Nachwort zur Texterstellung
Den vorliegenden Text entwarf ich am 28.08.2025 bei der familiären Taxifahrt Grünstadt- Frankenthal HBF- Grünstadt im Auto und speicherte es als Gedächtnisprotokoll ab. Die Niederschrift fand dann im Laufe des Septembers statt. Photos von den Windrädern des Windpark „Dirmstein-Groß-Kleinniedesheim-Heuchelheim“ sind auch in den Beiträgen „Wintersonnenwende 2024“ und „Blognotice 11.01.2022 : les liens perdus du blog paysages“ zu finden. Man kann die Windräder dieses „Windparkes“ von erhöhten Standorten in Grünstadt sehr gut sehen. Tatsächlich bin ich die „Wegstrecke“ Grünstadt – Frankenthal HBF – Grünstadt so oft gefahren, dass ich fast jeden Baum und Busch am Wegerand dort kenne. Die gartenflüchtige Pallisadenwolfsmilch (Euphorbia characias)[8] am Straßenrand in Dirmstein, der Mandelbaum in Obersülzen auf dem die Halsbandsittiche sich verpflegen und rasten[9], den Paradiesvogelbaum in Dirmstein der im Spätsommer & Herbst blüht[10].

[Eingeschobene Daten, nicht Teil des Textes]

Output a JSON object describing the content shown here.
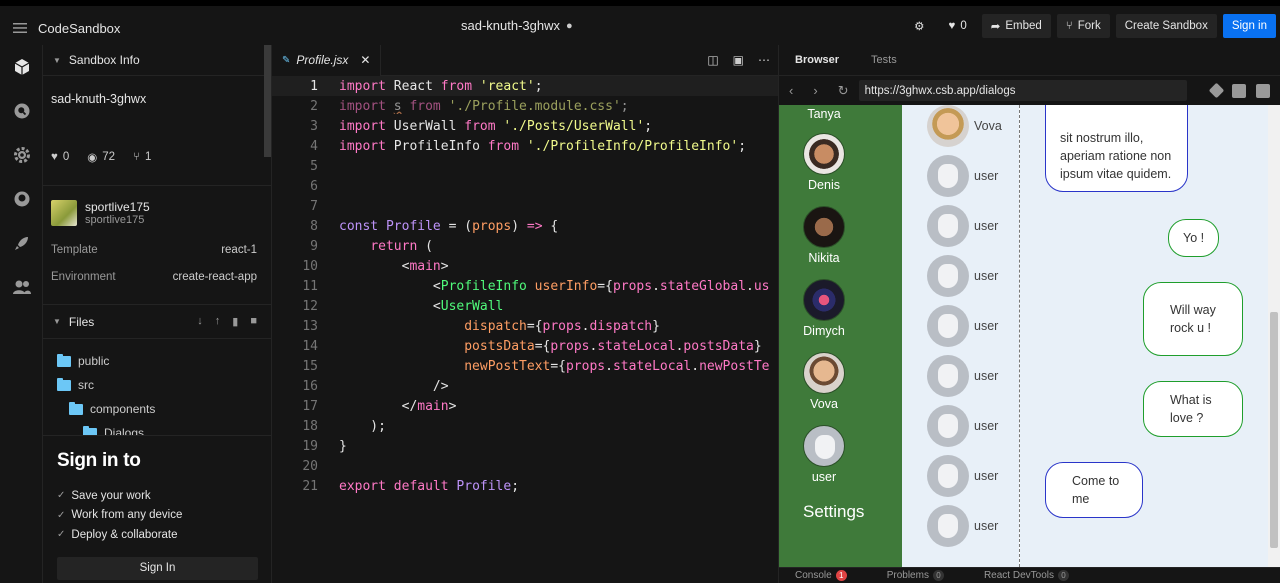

Photo: © Christophe Neff 19.09.2025
Christophe Neff, Grünstadt August/September 2025
[1] Siehe : „ Der Soldat des Kinos – Ehrenlöwe für Werner Herzog, Karsten Umlauf diskutiert mit Dr. Kristina Jaspers, Kuratorin, Deutsche Kinemathek Berlin, Rüdiger Suchsland, Filmkritiker Prof. Dr. Marcus Stiglegger, Filmwissenschaftler. Forum, Sendung vom 28.08.2025
[2] Siehe u.a. « De Schramberg à Paris en vélo – souvenirs de ma première rencontre avec « Notre – Dame de Paris » sowie « Mit Thomas E. Schmidt die Bundesrepublik der Babyboomer bereisen »
[3] Siehe u.a. „Ein persönlicher Rückblick auf sechzig Jahre Élysée-Vertrag“und « Blognotice 22.01.2013: pensées personnelles franco-allemandes sur le cinquantième anniversaire du Traité de l’Elysée »
[4] Siehe u.a. „Das Pfrimmhügelland: Von Weinbergen, Windrädern und Bauernkriegen: Eine Landschaft im Wandel – eine persönliche Blognotiz“
[5] Zum geplanten Windpark Dirmstein siehe u.a. „Windpark Dirmstein – Ein Projekt von BayWa r.e.“ (Webpräsenz des Projektbetreibers)
[6] « Launching Area Quirnheim » dazu u.a. mehr in „Quirnheim – ehem. Atomwaffenstandort, Deutschland“ in Webpräsenz Atomwaffen A – Z.
[7] Le Monde « Séries d’été, Isabelle Adjani, célèbre inconnue – Malgré ses quarante-cinq films, ses quinze pièces de théâtre et ses cinq Césars, la star du cinéma français reste une énigme. » Samuel Blumenfeld, August 2025.